A propos de l’utilisation signifiante du décor, la fin du Roi se meurt de Ionesco est tout à fait
exemplaire. Cette pièce aborde le problème de notre finitude et de l’acceptation de notre mort,
à travers la figure théâtrale du roi Béranger, Ionesco explore ses propres angoisses face à la
mort. La mort, cette évaporation de toutes choses est visuellement réalisée sur la scène par la
disparition progressive des éléments du décor, l’importance de ce jeu de mise en scène étant
souligné par le dramaturge lui-même, (extraits des didascalies finales):
On aura vu pendant cette dernière, disparaître progressivement les portes, les fenêtres, les
murs de la salle du trône. Ce jeu de décor est très important.
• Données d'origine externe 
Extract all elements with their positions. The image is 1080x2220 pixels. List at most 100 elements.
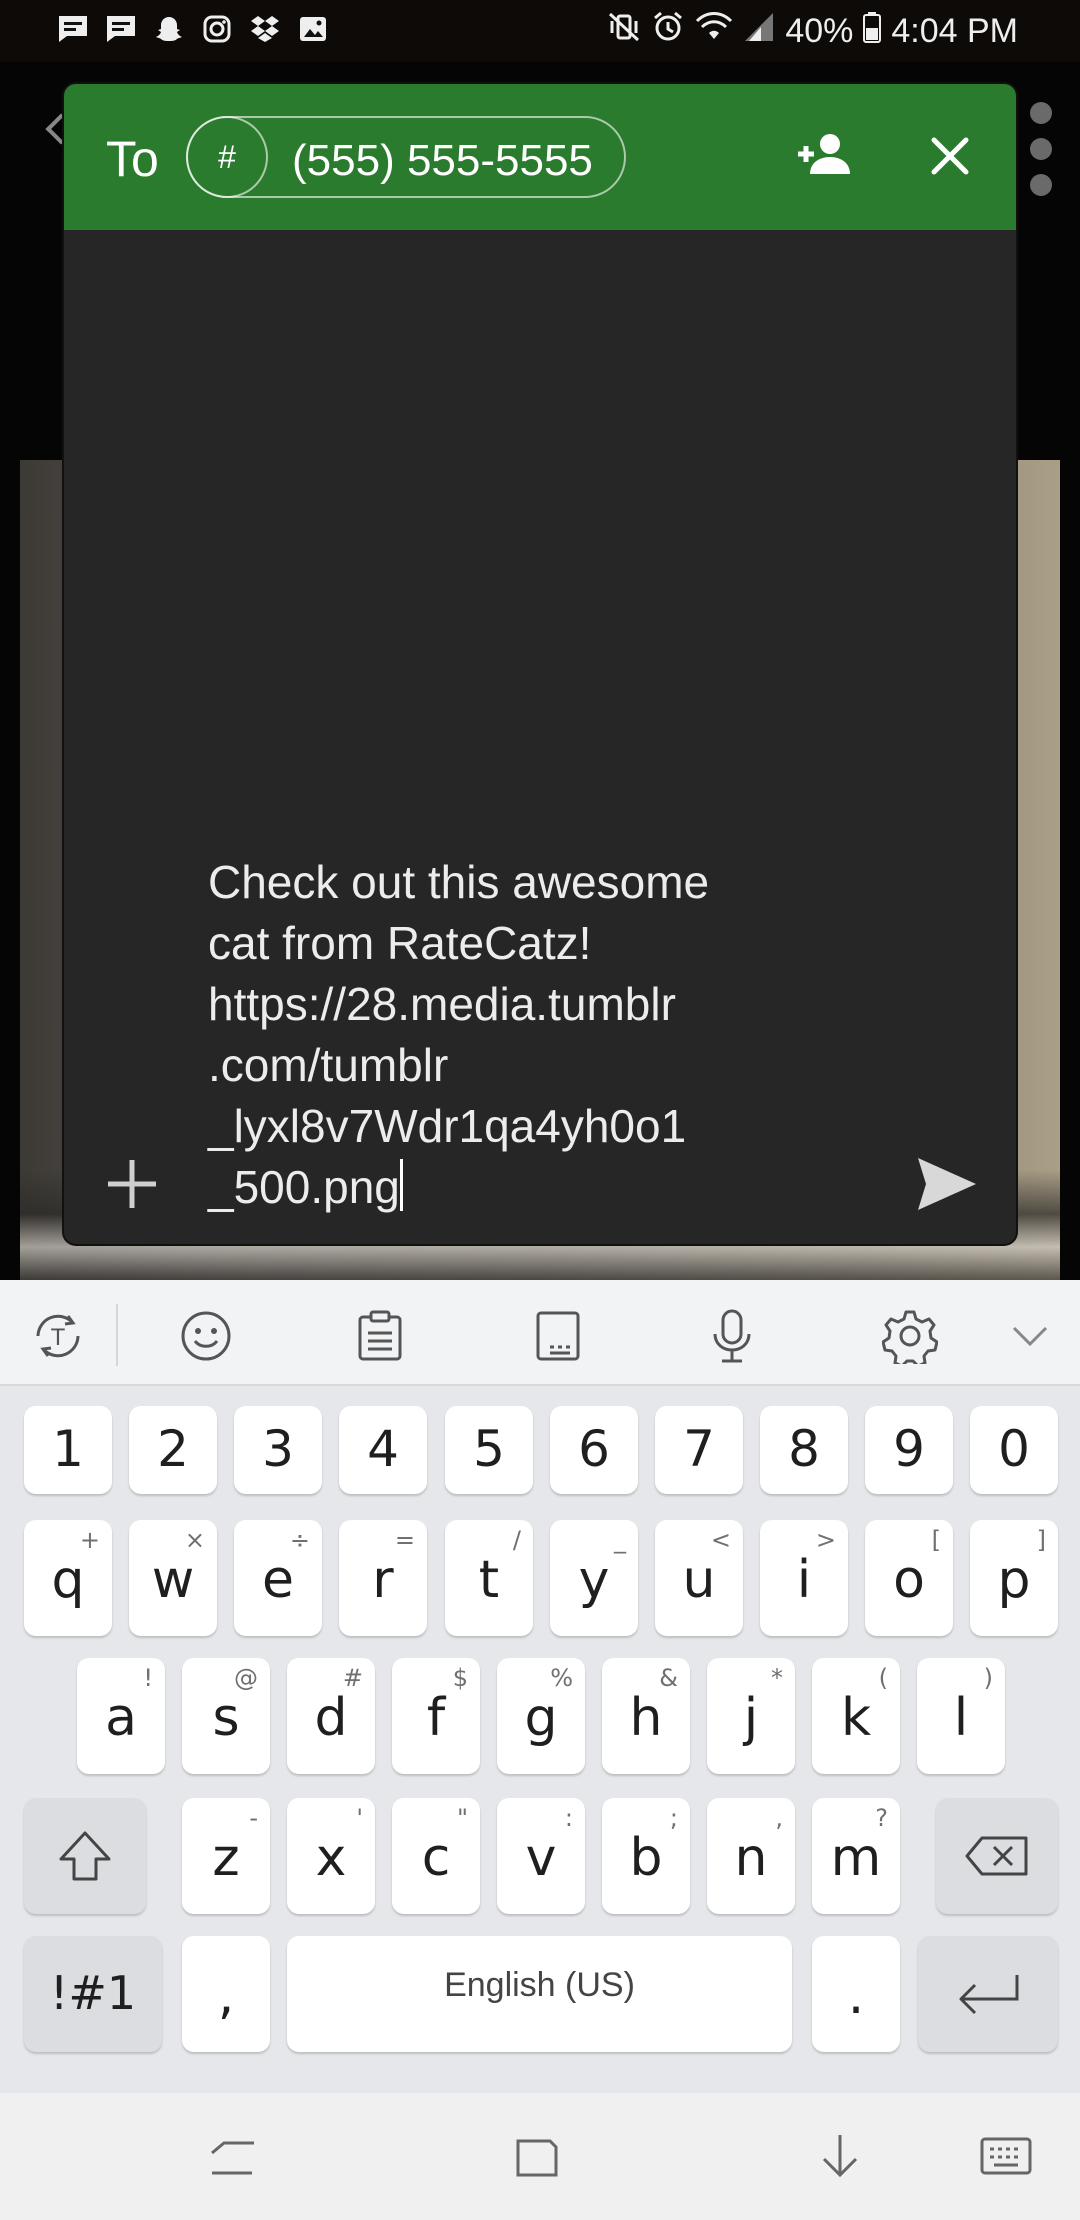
system-status: 40% 4:04 PM	[607, 10, 1018, 53]
key-4[interactable]: 4	[339, 1406, 427, 1494]
text-prediction-icon: T	[36, 1314, 80, 1358]
add-recipient-button[interactable]	[794, 130, 854, 180]
key-d[interactable]: # d	[287, 1658, 375, 1774]
enter-icon	[959, 1975, 1019, 2015]
key-s[interactable]: @ s	[182, 1658, 270, 1774]
keyboard: T 1 2 3 4 5 6 7 8 9 0 + q × w ÷ e = r / …	[0, 1280, 1080, 2093]
recent-apps-button[interactable]	[202, 2129, 262, 2185]
recent-apps-icon	[211, 2141, 254, 2175]
message-icon	[56, 12, 90, 46]
key-b[interactable]: ; b	[602, 1798, 690, 1914]
key-v[interactable]: :v	[497, 1798, 585, 1914]
hide-keyboard-button[interactable]	[810, 2129, 870, 2185]
key-z[interactable]: -z	[182, 1798, 270, 1914]
space-key[interactable]: English (US)	[287, 1936, 792, 2052]
navigation-bar	[0, 2093, 1080, 2220]
clipboard-button[interactable]	[350, 1306, 410, 1366]
snapchat-icon	[152, 12, 186, 46]
close-button[interactable]	[924, 130, 976, 182]
text-cursor	[399, 1159, 403, 1211]
instagram-icon	[200, 12, 234, 46]
voice-input-button[interactable]	[702, 1306, 762, 1366]
send-button[interactable]	[914, 1154, 980, 1214]
keyboard-settings-button[interactable]	[880, 1306, 940, 1366]
alarm-icon	[651, 10, 685, 53]
gear-icon	[882, 1310, 938, 1364]
text-prediction-button[interactable]: T	[28, 1306, 88, 1366]
emoji-icon	[181, 1311, 231, 1361]
recipient-number: (555) 555-5555	[292, 136, 593, 185]
dropbox-icon	[248, 12, 282, 46]
keyboard-switch-button[interactable]	[976, 2129, 1036, 2185]
compose-message-dialog: To # (555) 555-5555 Check out this aweso…	[64, 84, 1016, 1244]
backspace-key[interactable]	[936, 1798, 1058, 1914]
key-7[interactable]: 7	[655, 1406, 743, 1494]
key-p[interactable]: ] p	[970, 1520, 1058, 1636]
vibrate-mute-icon	[607, 11, 641, 52]
comma-key[interactable]: ,	[182, 1936, 270, 2052]
home-icon	[516, 2139, 558, 2177]
hide-toolbar-button[interactable]	[1000, 1306, 1060, 1366]
key-o[interactable]: [o	[865, 1520, 953, 1636]
key-q[interactable]: + q	[24, 1520, 112, 1636]
wifi-icon	[695, 11, 733, 52]
attach-button[interactable]	[102, 1154, 162, 1214]
key-3[interactable]: 3	[234, 1406, 322, 1494]
arrow-down-icon	[822, 2135, 858, 2178]
key-j[interactable]: * j	[707, 1658, 795, 1774]
notification-icons	[56, 12, 330, 46]
key-w[interactable]: × w	[129, 1520, 217, 1636]
battery-icon	[863, 11, 882, 52]
battery-percent: 40%	[785, 12, 854, 50]
key-6[interactable]: 6	[550, 1406, 638, 1494]
period-key[interactable]: .	[812, 1936, 900, 2052]
key-c[interactable]: " c	[392, 1798, 480, 1914]
key-e[interactable]: ÷ e	[234, 1520, 322, 1636]
image-icon	[296, 12, 330, 46]
shift-icon	[59, 1831, 111, 1881]
key-5[interactable]: 5	[445, 1406, 533, 1494]
signal-icon	[743, 11, 775, 52]
key-u[interactable]: < u	[655, 1520, 743, 1636]
enter-key[interactable]	[918, 1936, 1058, 2052]
one-handed-keyboard-button[interactable]	[528, 1306, 588, 1366]
status-bar: 40% 4:04 PM	[0, 0, 1080, 62]
shift-key[interactable]	[24, 1798, 146, 1914]
key-t[interactable]: / t	[445, 1520, 533, 1636]
key-l[interactable]: ) l	[917, 1658, 1005, 1774]
key-g[interactable]: % g	[497, 1658, 585, 1774]
key-r[interactable]: = r	[339, 1520, 427, 1636]
recipient-chip[interactable]: # (555) 555-5555	[186, 116, 626, 198]
key-x[interactable]: ' x	[287, 1798, 375, 1914]
clipboard-icon	[358, 1310, 402, 1361]
key-1[interactable]: 1	[24, 1406, 112, 1494]
key-i[interactable]: > i	[760, 1520, 848, 1636]
message-text: Check out this awesome cat from RateCatz…	[208, 856, 710, 1213]
emoji-button[interactable]	[176, 1306, 236, 1366]
key-m[interactable]: ? m	[812, 1798, 900, 1914]
key-0[interactable]: 0	[970, 1406, 1058, 1494]
key-n[interactable]: ,n	[707, 1798, 795, 1914]
message-input[interactable]: Check out this awesome cat from RateCatz…	[208, 852, 828, 1218]
toolbar-divider	[116, 1304, 118, 1366]
key-a[interactable]: ! a	[77, 1658, 165, 1774]
keyboard-toolbar: T	[0, 1280, 1080, 1386]
key-y[interactable]: _ y	[550, 1520, 638, 1636]
key-8[interactable]: 8	[760, 1406, 848, 1494]
key-9[interactable]: 9	[865, 1406, 953, 1494]
microphone-icon	[713, 1309, 751, 1363]
send-icon	[918, 1158, 976, 1210]
home-button[interactable]	[506, 2129, 566, 2185]
recipient-header: To # (555) 555-5555	[64, 84, 1016, 230]
close-icon	[931, 137, 969, 175]
symbols-key[interactable]: !#1	[24, 1936, 162, 2052]
key-h[interactable]: & h	[602, 1658, 690, 1774]
to-label: To	[106, 131, 159, 187]
add-person-icon	[798, 134, 850, 174]
backspace-icon	[965, 1836, 1028, 1876]
key-f[interactable]: $ f	[392, 1658, 480, 1774]
key-k[interactable]: (k	[812, 1658, 900, 1774]
recipient-avatar: #	[186, 116, 268, 198]
keyboard-icon	[980, 2137, 1032, 2175]
key-2[interactable]: 2	[129, 1406, 217, 1494]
Importance de l’espace et des déplacements des personnages. Analysons les didascalies qui
accompagnent l’entrée des personnages toujours dans le Roi se meurt de Ionesco :
Le roi ne fait que passer, entrant par la porte de gauche et sortant par la porte de droite au
fond. Ce passage c’est la vie passe, c’est la matérialisation de notre finitude.
Le médecin va jusqu’au milieu du plateau puis, comme s’il avait oublié quelque chose, il
retourne sur ses pas et ressort par la même porte. Ce parcours dit l’inutilité des sciences face à
la mort.
La reine Marguerite entre par la porte à droite premier plan et sort par la grande porte. Puis
elle fait de nouveau son apparition par la porte du fond à gauche et elle s’arrête au milieu du
plateau sur le devant. La reine Marie entre par la grande porte à gauche et sort par la porte à
droite. Les deux reines ont des parcours opposés dans leurs déplacements sur la scène (de
gauche à droite et inversement) mais aussi dans la symbolique de ces déplacements. En effet
Marguerite a un parcours ascendant (d’une petite porte vers une grande) alors que Marie a un
parcours descendant (d’une grande porte vers une petite). De plus, la reine Marguerite vient se
placer au centre de la scène. Tous ces éléments sont signifiants et mis en relation avec
d’autres indications (coquetterie de Marie / air sévère de Marguerite qui paraît sans âge) ; ils
constituent des hypothèses de lecture, des ouvertures vers le sens à venir de la pièce. C’est la
jeunesse et la beauté représentées par Marie qui peu à peu céderont le pas à l’acceptation de la
destinée (la mort) qui envahira progressivement l’espace scénique et dramatique à travers la
présence de plus en plus massive de Marguerite. L’espace est signifiant.